Иона был известный бражник, и перепить его едва ли кто из казаков мог. Разве что Игнашка Рогоза, верный сподручник Черниговского. Человек он вроде на вид хлипкий, но пьет – будь здоров!
Впрочем, были и другие лихие бражники, которые могли претендовать на роль первых здешних пьяниц. Одни из них еще недавно пили мед да брагу с самим Стенькой Разиным, кочуя где на стругах, где на лошадях по бескрайним просторам Московии и грабя всех, кто попадал им под руку. Те же, к примеру, Гридя Бык, Иван Шишка по прозвищу Конокрад, Семен Онтонов, Карп Олексин, Фома Волк, Григорий и Леонтий Романовские… Те еще висельники и ярыги, сбежавшие на Амур от государева гнева.

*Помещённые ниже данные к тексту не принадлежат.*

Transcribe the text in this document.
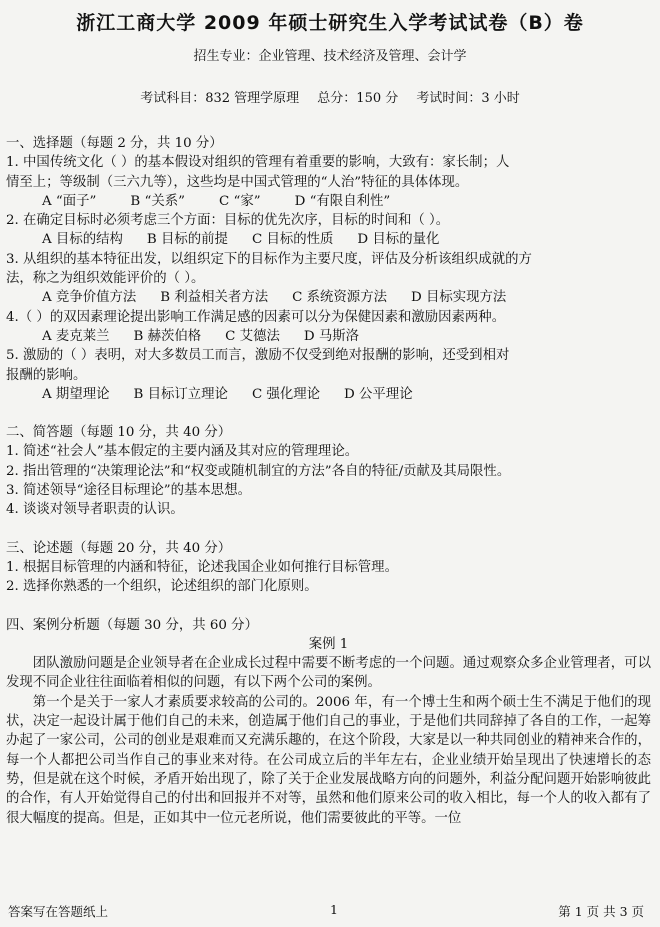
浙江工商大学 2009 年硕士研究生入学考试试卷（B）卷
招生专业：企业管理、技术经济及管理、会计学
考试科目：832 管理学原理 总分：150 分 考试时间：3 小时

一、选择题（每题 2 分，共 10 分）

1. 中国传统文化（ ）的基本假设对组织的管理有着重要的影响，大致有：家长制；人

情至上；等级制（三六九等），这些均是中国式管理的“人治”特征的具体体现。

A “面子”	B “关系”	C “家”	D “有限自利性”

2. 在确定目标时必须考虑三个方面：目标的优先次序，目标的时间和（ ）。

A 目标的结构 B 目标的前提 C 目标的性质 D 目标的量化

3. 从组织的基本特征出发，以组织定下的目标作为主要尺度，评估及分析该组织成就的方

法，称之为组织效能评价的（ ）。

A 竞争价值方法 B 利益相关者方法 C 系统资源方法 D 目标实现方法

4.（ ）的双因素理论提出影响工作满足感的因素可以分为保健因素和激励因素两种。

A 麦克莱兰 B 赫茨伯格 C 艾德法 D 马斯洛

5. 激励的（ ）表明，对大多数员工而言，激励不仅受到绝对报酬的影响，还受到相对

报酬的影响。

A 期望理论 B 目标订立理论 C 强化理论 D 公平理论

二、简答题（每题 10 分，共 40 分）

1. 简述“社会人”基本假定的主要内涵及其对应的管理理论。

2. 指出管理的“决策理论法”和“权变或随机制宜的方法”各自的特征/贡献及其局限性。

3. 简述领导“途径目标理论”的基本思想。

4. 谈谈对领导者职责的认识。

三、论述题（每题 20 分，共 40 分）

1. 根据目标管理的内涵和特征，论述我国企业如何推行目标管理。

2. 选择你熟悉的一个组织，论述组织的部门化原则。

四、案例分析题（每题 30 分，共 60 分）

案例 1

团队激励问题是企业领导者在企业成长过程中需要不断考虑的一个问题。通过观察众多企业管理者，可以发现不同企业往往面临着相似的问题，有以下两个公司的案例。

第一个是关于一家人才素质要求较高的公司的。2006 年，有一个博士生和两个硕士生不满足于他们的现状，决定一起设计属于他们自己的未来，创造属于他们自己的事业，于是他们共同辞掉了各自的工作，一起筹办起了一家公司，公司的创业是艰难而又充满乐趣的，在这个阶段，大家是以一种共同创业的精神来合作的，每一个人都把公司当作自己的事业来对待。在公司成立后的半年左右，企业业绩开始呈现出了快速增长的态势，但是就在这个时候，矛盾开始出现了，除了关于企业发展战略方向的问题外，利益分配问题开始影响彼此的合作，有人开始觉得自己的付出和回报并不对等，虽然和他们原来公司的收入相比，每一个人的收入都有了很大幅度的提高。但是，正如其中一位元老所说，他们需要彼此的平等。一位

答案写在答题纸上	1	第 1 页 共 3 页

И все же с Ионой тягаться было себе дороже. Иные казаки, чувствуя в себе силушку, не раз пытались на спор перепить его, после чего, охая и страдая, сутками отлеживались где-нибудь в тени под телегой, требуя загробным голосом от жен своих холодного кваса, а лучше огуречного рассола. А тому хоть бы что. Бывало, с вечера осилит вместе с товарищами баклагу – добрый бочонок ядреной браги, – а утром встанет, сорвет на огороде хряпы, изжует ее и на службу, на ходу отрыгивая капустой и отравляя округу своим убийственным перегаром.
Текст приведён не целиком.